Melopee Melopee Melopee.
Hoe gaat het ook alweer? Hoe gaat het ook alweer?
Ik ben het vergeten. Ik vergeet zoveel de laatste tijd.

3:00
Klokslag 3:00
Ik ben wakker. Weeral. Weeral wakker. Die eindeloze nacht die voor mij ligt. Het overvalt mij. Ik ben bang en ik vergeet te ademen. Positief blijven, positief blijven. Wat is er positief? De rust. EINDELIJK.
De stilte van de nacht. Ik hoor niets buiten. Geen razende auto’s, geen gepraat. Dat eindeloze, rusteloze gepraat. Ik hoor mijn eigen ademhaling. IN UIT.
ffffff

Het stelt mij gerust. Ik adem in en ik adem uit. Ik komt tot rust. Ik voel het golven van mijn buik, mijn borstkas, mijn keel. Een krop in mijn keel ebt langzaam weg. Heel mijn lichaam komt tot rust.
EINDELIJK. Na de drukte van de dag. Al die prikkels overdag. Overprikkeld, overprikkelde maatschappij. Geen moment rust. Druk druk druk druk druk.
Hé ga je mee?
Hé doe je dit?
Hé doe je dat?
Hé hé ….
Altijd maar bezig. Ik wil niet almaar bezig zijn. Ik wil niets kunnen doen, kuieren en luieren. Spelen en lachen als een kind. Dollen. Pret o wat een pret.
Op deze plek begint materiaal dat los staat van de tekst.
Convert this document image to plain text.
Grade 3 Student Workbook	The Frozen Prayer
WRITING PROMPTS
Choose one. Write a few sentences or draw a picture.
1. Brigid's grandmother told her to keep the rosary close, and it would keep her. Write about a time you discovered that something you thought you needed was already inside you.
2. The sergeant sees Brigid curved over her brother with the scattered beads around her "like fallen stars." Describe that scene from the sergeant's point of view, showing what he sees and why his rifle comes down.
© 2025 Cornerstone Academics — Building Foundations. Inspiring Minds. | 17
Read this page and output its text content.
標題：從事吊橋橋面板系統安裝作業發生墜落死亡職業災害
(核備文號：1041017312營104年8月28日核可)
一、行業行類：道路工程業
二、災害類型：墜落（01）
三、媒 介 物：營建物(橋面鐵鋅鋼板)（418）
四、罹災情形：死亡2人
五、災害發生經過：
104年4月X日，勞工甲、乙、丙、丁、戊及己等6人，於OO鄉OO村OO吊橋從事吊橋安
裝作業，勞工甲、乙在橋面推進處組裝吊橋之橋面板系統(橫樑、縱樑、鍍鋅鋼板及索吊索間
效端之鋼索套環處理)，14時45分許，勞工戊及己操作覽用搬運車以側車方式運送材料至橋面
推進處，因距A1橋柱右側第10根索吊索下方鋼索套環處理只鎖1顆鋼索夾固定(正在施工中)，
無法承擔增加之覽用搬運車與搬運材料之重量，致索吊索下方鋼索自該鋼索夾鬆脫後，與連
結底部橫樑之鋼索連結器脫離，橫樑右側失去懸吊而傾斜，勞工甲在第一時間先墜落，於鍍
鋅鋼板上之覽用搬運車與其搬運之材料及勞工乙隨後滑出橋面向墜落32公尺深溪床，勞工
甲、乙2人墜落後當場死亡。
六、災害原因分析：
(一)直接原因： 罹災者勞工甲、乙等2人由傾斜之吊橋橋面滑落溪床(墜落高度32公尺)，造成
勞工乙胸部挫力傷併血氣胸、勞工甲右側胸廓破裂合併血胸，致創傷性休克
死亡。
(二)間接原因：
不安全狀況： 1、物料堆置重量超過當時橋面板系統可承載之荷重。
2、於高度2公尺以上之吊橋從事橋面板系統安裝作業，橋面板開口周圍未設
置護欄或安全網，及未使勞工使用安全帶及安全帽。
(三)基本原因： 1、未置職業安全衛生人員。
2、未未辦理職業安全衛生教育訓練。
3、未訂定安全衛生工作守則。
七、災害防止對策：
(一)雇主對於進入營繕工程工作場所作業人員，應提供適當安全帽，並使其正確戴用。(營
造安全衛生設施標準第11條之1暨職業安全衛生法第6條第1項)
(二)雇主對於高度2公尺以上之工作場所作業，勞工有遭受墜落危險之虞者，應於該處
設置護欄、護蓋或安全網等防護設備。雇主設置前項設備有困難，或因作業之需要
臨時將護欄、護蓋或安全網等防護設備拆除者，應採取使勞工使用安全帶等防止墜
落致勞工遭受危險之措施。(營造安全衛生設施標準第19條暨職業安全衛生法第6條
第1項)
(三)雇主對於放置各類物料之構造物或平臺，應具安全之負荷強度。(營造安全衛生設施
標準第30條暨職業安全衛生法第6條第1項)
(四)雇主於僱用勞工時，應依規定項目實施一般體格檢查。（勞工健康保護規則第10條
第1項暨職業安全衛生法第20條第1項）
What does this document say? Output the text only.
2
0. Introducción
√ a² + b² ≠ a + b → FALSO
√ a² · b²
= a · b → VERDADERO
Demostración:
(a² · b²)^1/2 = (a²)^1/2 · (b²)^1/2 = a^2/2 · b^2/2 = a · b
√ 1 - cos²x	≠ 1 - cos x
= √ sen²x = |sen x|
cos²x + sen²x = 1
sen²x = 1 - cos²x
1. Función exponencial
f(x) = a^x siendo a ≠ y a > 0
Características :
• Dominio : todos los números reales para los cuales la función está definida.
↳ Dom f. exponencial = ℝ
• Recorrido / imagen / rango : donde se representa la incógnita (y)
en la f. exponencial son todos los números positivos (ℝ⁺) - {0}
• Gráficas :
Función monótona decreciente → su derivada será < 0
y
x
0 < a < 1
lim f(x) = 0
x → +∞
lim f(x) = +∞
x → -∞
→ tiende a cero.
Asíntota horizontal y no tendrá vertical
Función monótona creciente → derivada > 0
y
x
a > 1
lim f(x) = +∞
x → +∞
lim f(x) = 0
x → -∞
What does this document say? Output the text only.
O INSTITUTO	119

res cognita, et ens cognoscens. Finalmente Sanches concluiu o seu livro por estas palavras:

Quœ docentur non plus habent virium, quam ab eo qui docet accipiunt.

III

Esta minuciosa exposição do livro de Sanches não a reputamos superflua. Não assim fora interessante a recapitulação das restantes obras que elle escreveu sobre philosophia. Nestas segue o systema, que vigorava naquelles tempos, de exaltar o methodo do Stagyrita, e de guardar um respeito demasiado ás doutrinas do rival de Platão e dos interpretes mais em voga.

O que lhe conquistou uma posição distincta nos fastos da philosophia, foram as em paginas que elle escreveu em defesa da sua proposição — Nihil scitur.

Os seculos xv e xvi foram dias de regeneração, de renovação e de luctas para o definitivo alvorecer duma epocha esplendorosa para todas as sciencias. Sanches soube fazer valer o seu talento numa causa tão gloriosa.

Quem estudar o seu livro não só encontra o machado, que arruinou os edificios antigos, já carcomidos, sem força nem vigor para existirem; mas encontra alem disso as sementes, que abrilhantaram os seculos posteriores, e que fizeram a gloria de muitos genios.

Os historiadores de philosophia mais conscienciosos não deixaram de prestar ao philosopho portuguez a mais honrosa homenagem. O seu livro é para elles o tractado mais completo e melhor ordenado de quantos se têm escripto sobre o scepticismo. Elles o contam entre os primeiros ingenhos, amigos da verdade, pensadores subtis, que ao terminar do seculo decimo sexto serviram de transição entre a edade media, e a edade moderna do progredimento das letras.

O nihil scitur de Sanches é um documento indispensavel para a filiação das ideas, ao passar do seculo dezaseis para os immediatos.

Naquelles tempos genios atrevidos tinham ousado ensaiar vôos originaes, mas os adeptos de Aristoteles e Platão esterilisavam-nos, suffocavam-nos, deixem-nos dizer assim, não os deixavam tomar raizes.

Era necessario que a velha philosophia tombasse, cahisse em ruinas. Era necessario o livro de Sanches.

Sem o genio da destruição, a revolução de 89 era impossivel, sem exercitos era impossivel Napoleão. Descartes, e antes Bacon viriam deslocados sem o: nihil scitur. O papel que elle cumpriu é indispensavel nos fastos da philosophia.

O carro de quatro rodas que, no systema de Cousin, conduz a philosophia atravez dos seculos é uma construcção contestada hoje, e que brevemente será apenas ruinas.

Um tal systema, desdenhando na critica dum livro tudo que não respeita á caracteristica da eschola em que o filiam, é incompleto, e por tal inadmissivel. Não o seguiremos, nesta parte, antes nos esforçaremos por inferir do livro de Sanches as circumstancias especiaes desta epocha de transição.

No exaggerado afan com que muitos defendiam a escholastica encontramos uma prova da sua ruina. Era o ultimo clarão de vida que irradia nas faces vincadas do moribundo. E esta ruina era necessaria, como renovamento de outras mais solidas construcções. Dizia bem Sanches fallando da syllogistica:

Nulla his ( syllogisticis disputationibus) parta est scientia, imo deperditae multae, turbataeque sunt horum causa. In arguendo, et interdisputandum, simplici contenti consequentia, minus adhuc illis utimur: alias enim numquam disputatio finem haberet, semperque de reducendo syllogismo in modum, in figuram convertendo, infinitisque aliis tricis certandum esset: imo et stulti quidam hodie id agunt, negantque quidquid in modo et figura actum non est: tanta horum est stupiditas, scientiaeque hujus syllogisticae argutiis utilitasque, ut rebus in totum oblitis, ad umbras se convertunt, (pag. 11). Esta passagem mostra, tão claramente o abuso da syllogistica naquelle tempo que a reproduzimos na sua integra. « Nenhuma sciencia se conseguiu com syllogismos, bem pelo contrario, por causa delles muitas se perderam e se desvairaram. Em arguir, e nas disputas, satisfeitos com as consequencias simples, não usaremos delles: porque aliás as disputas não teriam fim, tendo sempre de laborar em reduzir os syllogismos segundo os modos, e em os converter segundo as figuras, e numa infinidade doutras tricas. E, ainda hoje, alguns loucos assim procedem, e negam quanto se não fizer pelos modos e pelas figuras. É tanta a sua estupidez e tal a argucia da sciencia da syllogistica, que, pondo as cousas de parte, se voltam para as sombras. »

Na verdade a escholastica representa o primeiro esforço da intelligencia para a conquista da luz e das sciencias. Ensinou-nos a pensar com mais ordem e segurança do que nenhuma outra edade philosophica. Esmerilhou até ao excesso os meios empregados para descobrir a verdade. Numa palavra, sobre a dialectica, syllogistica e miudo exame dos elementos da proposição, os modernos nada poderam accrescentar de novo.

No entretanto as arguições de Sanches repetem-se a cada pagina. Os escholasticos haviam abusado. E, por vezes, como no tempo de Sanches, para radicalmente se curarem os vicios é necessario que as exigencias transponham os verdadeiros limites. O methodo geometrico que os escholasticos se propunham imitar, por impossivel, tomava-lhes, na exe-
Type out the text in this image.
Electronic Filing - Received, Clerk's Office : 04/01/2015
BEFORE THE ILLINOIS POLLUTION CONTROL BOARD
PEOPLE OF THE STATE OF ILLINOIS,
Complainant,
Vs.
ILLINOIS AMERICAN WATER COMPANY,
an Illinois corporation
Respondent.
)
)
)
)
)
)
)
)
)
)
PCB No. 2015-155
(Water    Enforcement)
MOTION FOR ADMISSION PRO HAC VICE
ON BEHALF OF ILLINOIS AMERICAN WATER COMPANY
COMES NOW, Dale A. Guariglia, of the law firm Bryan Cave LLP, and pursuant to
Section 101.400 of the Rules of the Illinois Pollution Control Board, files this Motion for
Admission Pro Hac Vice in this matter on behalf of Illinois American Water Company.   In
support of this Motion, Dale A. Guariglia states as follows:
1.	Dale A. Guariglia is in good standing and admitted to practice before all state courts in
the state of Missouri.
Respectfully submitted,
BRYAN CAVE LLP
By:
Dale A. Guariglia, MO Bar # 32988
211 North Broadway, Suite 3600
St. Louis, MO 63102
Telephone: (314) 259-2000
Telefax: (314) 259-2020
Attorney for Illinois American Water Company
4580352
Maar het hoofd zit vol met stress … Ik stop met denken. NIETSsssssss, niets, niets in mijn hoofd. Zalig niets in mijn hoofd. De rust, de eeuwige rust. De eeuwige rust van de nacht. De sterren in de nacht op oneindig, oneindig, oneindig. Ik kijk naar de sterrenhemel en zie dezelfde rust. Ik lach, want de sterrenhemel lacht naar mij. Ik kijk ver in de hemel. En ik voel, ik voel, ik voel. Ik ben niet alleen. De stilte van de nacht omvat mij, draagt mij, wiegt mij, neemt mij mee. Licht, ik voel mij licht.
De prachtige, allesomvattende, veilige sterrenhemel. Allemaal lichtjes die glinsteren en twinkelen.
Hoe kan ik mij nog alleen voelen? Als ik kijk naar die allesomvattende sterrenhemel. En het is goed.
Het voelt zalig. Vredig. Vredig? Bestaat dat nog? Vrede is in mij.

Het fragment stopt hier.